I wrote about this a lot last summer, but at the risk of repeating myself the summer of 2013 was absurdly stacked. 24 movies released in the 17 weeks that constitute the summer movie season. In the 12 weeks between May 1st and the end of July there wasn’t a single weekend that didn’t have a movie open that would go on to gross at least $100 million. You want to know why there were some huge misses last summer, that’s why. The summer was just too full, so movies like Turbo got crushed underneath the weight of Despicable Me 2 and Monsters University. As a father of a 10 year old I can tell you, if Turbo came out this year it would have been a hit. My wife and I, like many parents, were searching for movies to take our son to. But it was Turbo and Lone Ranger and RED 2 and the rest of the big budget flops that made hollywood over compensate. Instead of weekend full of legitimate would-be blockbusters we had a mid-June weekend that brought us Jersey Boys and Think Like a Man Too. The ONLY big animated movie of the summer was How To Train Your Dragon 2 (unless you want to count Plane Fire & Rescue, and believe me, you don’t). The losses of R.I.P.D. and the rest scared hollywood, and we were left with, well, not very much.
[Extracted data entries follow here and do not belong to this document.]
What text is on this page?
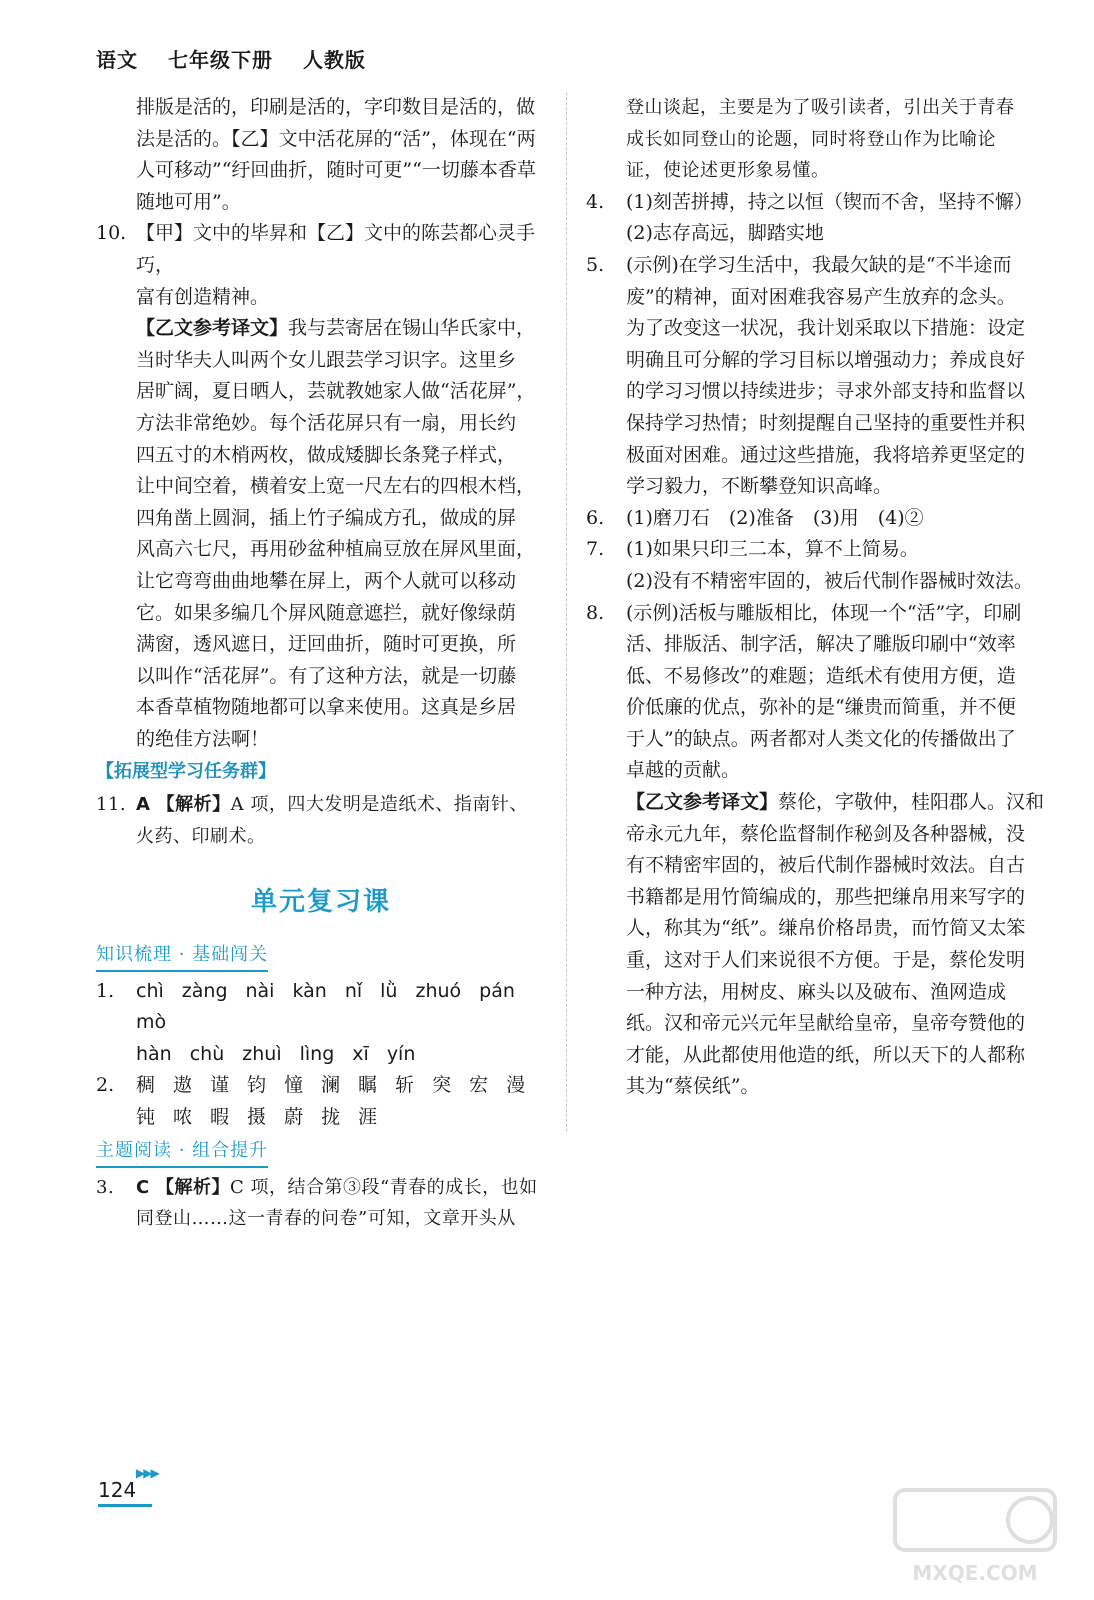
语文 七年级下册 人教版

排版是活的，印刷是活的，字印数目是活的，做

法是活的。【乙】文中活花屏的“活”，体现在“两

人可移动”“纡回曲折，随时可更”“一切藤本香草

随地可用”。

10. 【甲】文中的毕昇和【乙】文中的陈芸都心灵手巧，

富有创造精神。

【乙文参考译文】我与芸寄居在锡山华氏家中，

当时华夫人叫两个女儿跟芸学习识字。这里乡

居旷阔，夏日晒人，芸就教她家人做“活花屏”，

方法非常绝妙。每个活花屏只有一扇，用长约

四五寸的木梢两枚，做成矮脚长条凳子样式，

让中间空着，横着安上宽一尺左右的四根木档，

四角凿上圆洞，插上竹子编成方孔，做成的屏

风高六七尺，再用砂盆种植扁豆放在屏风里面，

让它弯弯曲曲地攀在屏上，两个人就可以移动

它。如果多编几个屏风随意遮拦，就好像绿荫

满窗，透风遮日，迂回曲折，随时可更换，所

以叫作“活花屏”。有了这种方法，就是一切藤

本香草植物随地都可以拿来使用。这真是乡居

的绝佳方法啊！

【拓展型学习任务群】
11. A 【解析】A 项，四大发明是造纸术、指南针、

火药、印刷术。

单元复习课
知识梳理 · 基础闯关
1.	chì zàng nài kàn nǐ lǜ zhuó pánmò

hàn chù zhuì lìng xī yín

2.	稠 遨 谨 钧 憧 澜 瞩 斩 突 宏 漫

钝 哝 暇 摄 蔚 拢 涯

主题阅读 · 组合提升
3.	C 【解析】C 项，结合第③段“青春的成长，也如

同登山……这一青春的问卷”可知，文章开头从

登山谈起，主要是为了吸引读者，引出关于青春

成长如同登山的论题，同时将登山作为比喻论

证，使论述更形象易懂。

4.	(1)刻苦拼搏，持之以恒（锲而不舍，坚持不懈）

(2)志存高远，脚踏实地

5.	(示例)在学习生活中，我最欠缺的是“不半途而

废”的精神，面对困难我容易产生放弃的念头。

为了改变这一状况，我计划采取以下措施：设定

明确且可分解的学习目标以增强动力；养成良好

的学习习惯以持续进步；寻求外部支持和监督以

保持学习热情；时刻提醒自己坚持的重要性并积

极面对困难。通过这些措施，我将培养更坚定的

学习毅力，不断攀登知识高峰。

6.	(1)磨刀石　(2)准备　(3)用　(4)②

7.	(1)如果只印三二本，算不上简易。

(2)没有不精密牢固的，被后代制作器械时效法。

8.	(示例)活板与雕版相比，体现一个“活”字，印刷

活、排版活、制字活，解决了雕版印刷中“效率

低、不易修改”的难题；造纸术有使用方便，造

价低廉的优点，弥补的是“缣贵而简重，并不便

于人”的缺点。两者都对人类文化的传播做出了

卓越的贡献。

【乙文参考译文】蔡伦，字敬仲，桂阳郡人。汉和

帝永元九年，蔡伦监督制作秘剑及各种器械，没

有不精密牢固的，被后代制作器械时效法。自古

书籍都是用竹简编成的，那些把缣帛用来写字的

人，称其为“纸”。缣帛价格昂贵，而竹简又太笨

重，这对于人们来说很不方便。于是，蔡伦发明

一种方法，用树皮、麻头以及破布、渔网造成

纸。汉和帝元兴元年呈献给皇帝，皇帝夸赞他的

才能，从此都使用他造的纸，所以天下的人都称

其为“蔡侯纸”。

124
▶▶▶
MXQE.COM
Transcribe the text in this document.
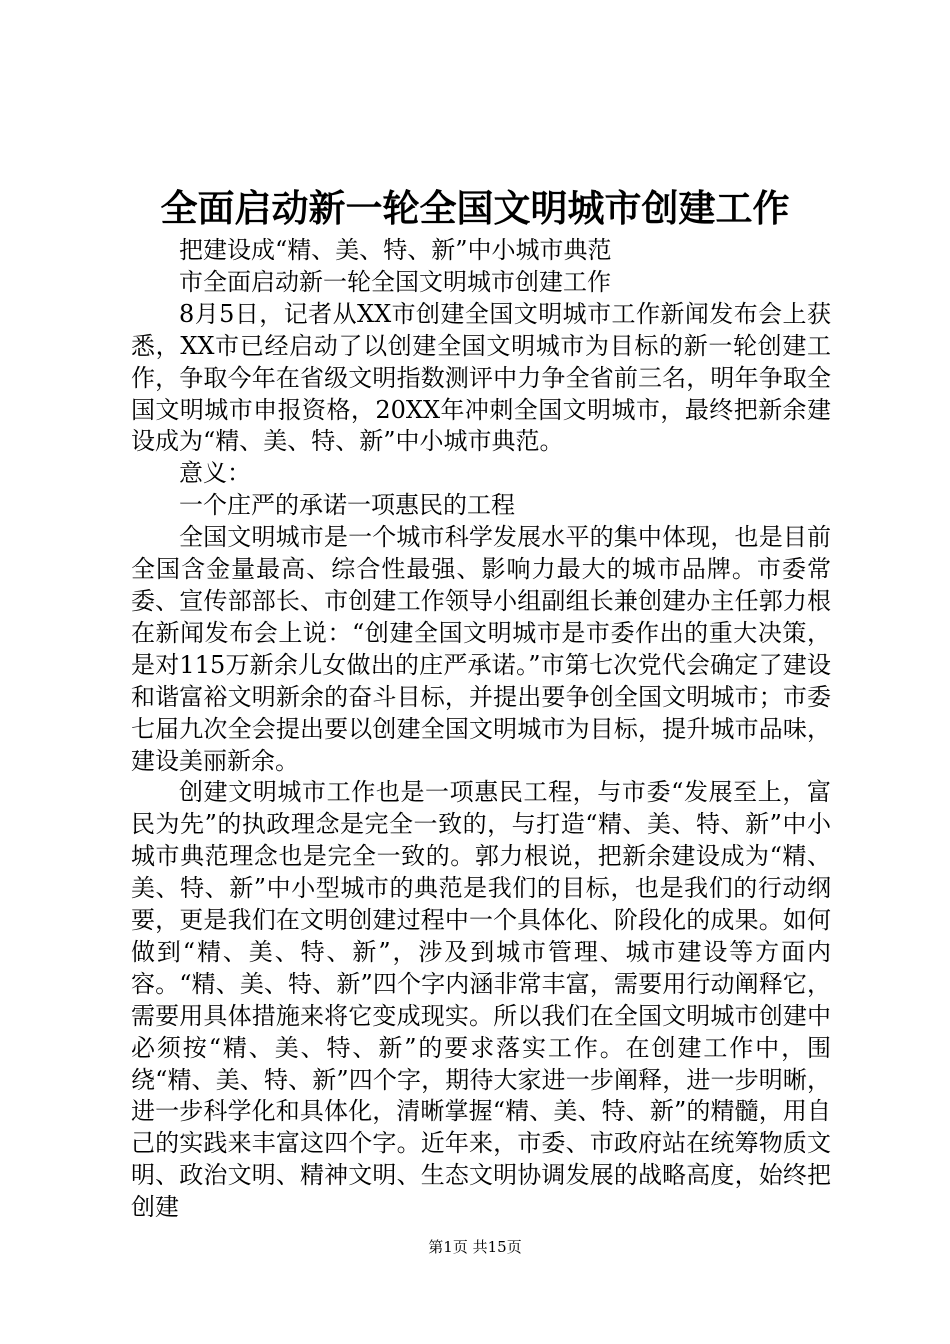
全面启动新一轮全国文明城市创建工作

把建设成“精、美、特、新”中小城市典范

市全面启动新一轮全国文明城市创建工作

8月5日，记者从XX市创建全国文明城市工作新闻发布会上获悉，XX市已经启动了以创建全国文明城市为目标的新一轮创建工作，争取今年在省级文明指数测评中力争全省前三名，明年争取全国文明城市申报资格，20XX年冲刺全国文明城市，最终把新余建设成为“精、美、特、新”中小城市典范。

意义：

一个庄严的承诺一项惠民的工程

全国文明城市是一个城市科学发展水平的集中体现，也是目前全国含金量最高、综合性最强、影响力最大的城市品牌。市委常委、宣传部部长、市创建工作领导小组副组长兼创建办主任郭力根在新闻发布会上说：“创建全国文明城市是市委作出的重大决策，是对115万新余儿女做出的庄严承诺。”市第七次党代会确定了建设和谐富裕文明新余的奋斗目标，并提出要争创全国文明城市；市委七届九次全会提出要以创建全国文明城市为目标，提升城市品味，建设美丽新余。

创建文明城市工作也是一项惠民工程，与市委“发展至上，富民为先”的执政理念是完全一致的，与打造“精、美、特、新”中小城市典范理念也是完全一致的。郭力根说，把新余建设成为“精、美、特、新”中小型城市的典范是我们的目标，也是我们的行动纲要，更是我们在文明创建过程中一个具体化、阶段化的成果。如何做到“精、美、特、新”，涉及到城市管理、城市建设等方面内容。“精、美、特、新”四个字内涵非常丰富，需要用行动阐释它，需要用具体措施来将它变成现实。所以我们在全国文明城市创建中必须按“精、美、特、新”的要求落实工作。在创建工作中，围绕“精、美、特、新”四个字，期待大家进一步阐释，进一步明晰，进一步科学化和具体化，清晰掌握“精、美、特、新”的精髓，用自己的实践来丰富这四个字。近年来，市委、市政府站在统筹物质文明、政治文明、精神文明、生态文明协调发展的战略高度，始终把创建

第1页 共15页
Theory #3: Fast & Furious and other what ifs

Having said all of that, how different is this summer if Fast & Furious 7 is dropped into the middle of it? Fast and Furious was going to be the centerpiece of the summer until the untimely death of Paul Walker. How different is this summer if Pixar didn’t push back its next feature, Good Dinosaur, until 2015 due to a director change? This is the first summer since 2006, when Pixar changed from releasing their films in November to putting them out in the summer, to no
t have a Pixar film. What if Marvel had released Captain America: The Winter Soldier on the first weekend of May instead of the first weekend of April? Amazing Spider-Man 2 moves back to June and along with the Pixar movie that never was bridges the gap between X-Men and Transformers and How To Train Your Dragon 2, F&F 7 ignites the box office in mid-July and the summer still ends in the bang that was/is Guardians of the Galaxy. Would that be enough to match 2013 at the box office? Probably not, but it would be close as those three additions likely add somewhere in the neighborhood of $750 million in receipts.


Theory 1 and Theory 2 are valid, but Theory 3 is really the answer. How different does 2013 look if you take out Iron Man 3, Monsters University and F&F 6? Every summer, every year is only a movie or two away from disaster. Spring of 2012 is considered the greatest spring the movie business has ever had, unless you take away The Hunger Games and then it becomes the spring of John Carter and Wrath of the Titans. 2015 looks like it is stacked with Avengers: Age of Ultron leading the way and films like Jurassic World and a new Terminator and a new Fantastic Four and a new Mad Max and a new Point Break and a list that goes on and on filling out the rest of the season. No doubt 2015 will reverse the trend set this summer and we’ll look back on 2014 as a blip on the radar screen but this year taught us a lesson. If you wonder why hollywood spends so much on sequels, on big, loud action movies that appeal to the whole family and they can sell to everyone in the world, just look at 2014. Without enough of them people simply stop going. The average ticket price is $8.25, we won’t spend that unless we know we are going to get our monies worth.

But hey, what do I know? I’m still fat.